SUNY Potsdam Instructor Michael Popovic’s interest in the field of international studies stemmed from a very personal connection to the atrocities of war. Born to a German mother and Croatian father, he witnessed the genocide and violence that occurred during the breakup of Yugoslavia in the 1990s—an experience that he speaks about passionately with his students today.
“My family suffered quite significantly during the war, and I was in Croatia when the war broke out. I could not wrap my mind around it. I did not understand, from my pretty naïve perspective back then, why the people that we had been living with peacefully, all of a sudden started shooting at us…I knew that there were problems, but it would have never crossed my mind that a war could start over those problems. That’s what just blew me away,” Popovic said.
Dubrovnik, the city where he spent much of his youth, was under siege for nine months during the war, which broke out after the republics of Croatia and Slovenia declared their independence from Yugoslavia.
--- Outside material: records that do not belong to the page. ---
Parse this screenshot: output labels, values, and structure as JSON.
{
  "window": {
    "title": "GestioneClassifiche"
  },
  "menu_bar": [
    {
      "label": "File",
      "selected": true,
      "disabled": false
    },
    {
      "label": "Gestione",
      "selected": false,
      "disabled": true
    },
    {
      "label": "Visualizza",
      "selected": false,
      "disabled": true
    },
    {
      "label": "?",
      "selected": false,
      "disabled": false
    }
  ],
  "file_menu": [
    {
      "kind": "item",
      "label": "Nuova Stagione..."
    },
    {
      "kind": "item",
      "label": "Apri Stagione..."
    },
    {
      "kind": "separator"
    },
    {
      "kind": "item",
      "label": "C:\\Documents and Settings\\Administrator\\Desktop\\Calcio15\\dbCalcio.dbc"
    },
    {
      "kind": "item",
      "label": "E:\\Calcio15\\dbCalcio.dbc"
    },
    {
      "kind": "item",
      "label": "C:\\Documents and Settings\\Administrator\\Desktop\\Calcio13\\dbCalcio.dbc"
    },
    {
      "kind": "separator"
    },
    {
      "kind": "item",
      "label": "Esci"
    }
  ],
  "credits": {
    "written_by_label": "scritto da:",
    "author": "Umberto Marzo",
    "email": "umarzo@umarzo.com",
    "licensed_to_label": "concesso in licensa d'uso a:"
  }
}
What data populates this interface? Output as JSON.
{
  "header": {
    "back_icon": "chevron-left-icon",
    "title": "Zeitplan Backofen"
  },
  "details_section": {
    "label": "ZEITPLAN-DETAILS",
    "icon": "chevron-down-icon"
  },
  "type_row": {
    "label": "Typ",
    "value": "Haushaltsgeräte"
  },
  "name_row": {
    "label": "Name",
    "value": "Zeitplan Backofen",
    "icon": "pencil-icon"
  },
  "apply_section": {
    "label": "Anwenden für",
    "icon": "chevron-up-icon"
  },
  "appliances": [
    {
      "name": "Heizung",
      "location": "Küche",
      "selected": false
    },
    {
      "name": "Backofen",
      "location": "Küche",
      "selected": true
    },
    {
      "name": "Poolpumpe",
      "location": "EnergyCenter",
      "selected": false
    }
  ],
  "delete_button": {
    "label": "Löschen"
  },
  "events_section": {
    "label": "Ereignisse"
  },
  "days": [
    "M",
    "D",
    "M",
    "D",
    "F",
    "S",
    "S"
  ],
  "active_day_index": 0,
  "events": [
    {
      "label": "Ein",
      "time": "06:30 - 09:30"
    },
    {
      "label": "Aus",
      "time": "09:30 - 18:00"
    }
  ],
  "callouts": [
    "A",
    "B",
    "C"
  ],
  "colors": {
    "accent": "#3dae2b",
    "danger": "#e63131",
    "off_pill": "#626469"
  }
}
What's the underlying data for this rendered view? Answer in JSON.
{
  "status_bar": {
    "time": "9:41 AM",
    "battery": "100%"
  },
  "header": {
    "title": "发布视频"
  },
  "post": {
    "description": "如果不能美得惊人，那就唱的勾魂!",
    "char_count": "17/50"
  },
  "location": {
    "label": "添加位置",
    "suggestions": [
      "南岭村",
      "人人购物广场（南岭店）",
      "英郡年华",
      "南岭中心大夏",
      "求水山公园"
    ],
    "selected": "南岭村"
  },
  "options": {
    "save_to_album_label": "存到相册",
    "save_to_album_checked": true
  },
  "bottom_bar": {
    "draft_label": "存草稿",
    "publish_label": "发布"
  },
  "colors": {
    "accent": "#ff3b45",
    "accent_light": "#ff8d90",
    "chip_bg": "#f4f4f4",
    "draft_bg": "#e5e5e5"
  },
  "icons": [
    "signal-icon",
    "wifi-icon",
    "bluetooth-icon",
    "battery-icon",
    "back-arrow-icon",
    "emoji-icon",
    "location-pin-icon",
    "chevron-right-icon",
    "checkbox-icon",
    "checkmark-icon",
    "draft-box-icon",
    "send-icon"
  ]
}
Large portions of the beautiful Mediterranean city were destroyed, despite having avoided conflict for centuries before. A UNESCO World Heritage Site 1979, the historic city on the Adriatic Sea has since been rebuilt to look exactly like it did in the 14th century—making it the perfect location to depict the fictional city of Kings Landing in “Game of Thrones.”
But unlike the violence depicted in the HBO series, the people of Dubrovnik and other cities around Croatia faced a very real and brutal war—something that has profoundly affected Popovic’s life and his ultimate decision to pursue a degree in international studies. “I’ve always been interested in politics, but that really cemented the idea in my head that I wanted to study international relations,” he said.
Popovic went on to get his undergraduate degree in politics with a focus on international relations at the University of Tübingen in Germany, and then a master’s degree in political science with a concentration in international political economy from Washington University in St. Louis. He started teaching at SUNY Potsdam in 2005 and was instrumental in creating the new international studies major on campus in the fall of 2015. “I just felt like there was something missing. I wanted to give our students an opportunity to explore the world outside of the United States in a variety of different ways,” he said.
One of the most significant ways for his students to explore the world is through an intensive three-week travel course to Dubrovnik, Croatia that Popovic started seven years ago. Every summer, he takes a group of dedicated students back to his home city to study the violent dissolution of Yugoslavia and its aftermath. Students talk to a variety of people who lived through the war, including the former mayor, who was the chief negotiator responsible for crossing the lines and speaking with the Serbs who were attacking the city.
During the trip, students are also able to interact with a soldier who fought to protect the people of Dubrovnik. The soldier was stationed at a fort first built by Napoleon, sitting on a hill overlooking the ancient city. “He explains to them how they were able to withstand the attack of a military force that was almost 10 times as powerful as they were,” Popovic said.
One of the most emotional parts of the Croatia trip is an excursion to Srebrenica, a city where the worst atrocities of the war occurred, as more than 8,000 Muslim men and boys were killed over the course of just a few days. The trip has been very transformative for his students who have had the opportunity to learn about the reality and horrors of war, directly from those affected by it.
“I always see what impact that has on students. I had a student who changed her entire life plan after this. She then went on to get a graduate degree in conflict resolution and social justice and is now finishing her master's thesis this semester,” he said.
Back at home in Potsdam, Popovic looks for other ways to connect his students with the international community. This semester, 65 students have been interacting with people from 60 countries across Europe, North America, the Middle East and North Africa through the Soliya Connect virtual cultural exchange program—a weekly face-to-face meeting among eight to ten students through a web conferencing platform.
“They discuss a variety of different issues. They discuss the role of news media in politics, U.S. foreign policy, Islamophobia, xenophobia, the role of religion in society—A number of the real hot-button issues that can be touchy in those interactions. The entire program is based on the notion of dialogue. So, this is not that somebody is trying to convince somebody else about what’s right or what’s wrong. The mission is really to try to get to understand the other side,” Popovic said.
Popovic was able to secure Soliya Connect grants, allowing all of the students who use Soliya Connect for free—a cost savings of over $1000 per student. “I am encouraging students to get to know people who they perceive to be different from them because I have seen the alternative that seemingly almost always leads to conflict, oppression, and ultimately war and bloodshed. I want a better future for our students and I want to encourage them to actively be the architects of such a better life in this world. Fundamentally we are all human and I hope my students embrace this idea with an open mind and open arms,” he said.
Popovic is also on the President’s Committee of Champions for SUNY Potsdam's strategic planning efforts. He is an advocate for transformational educational experiences, as well as the importance of diversity, equity and inclusion on campus.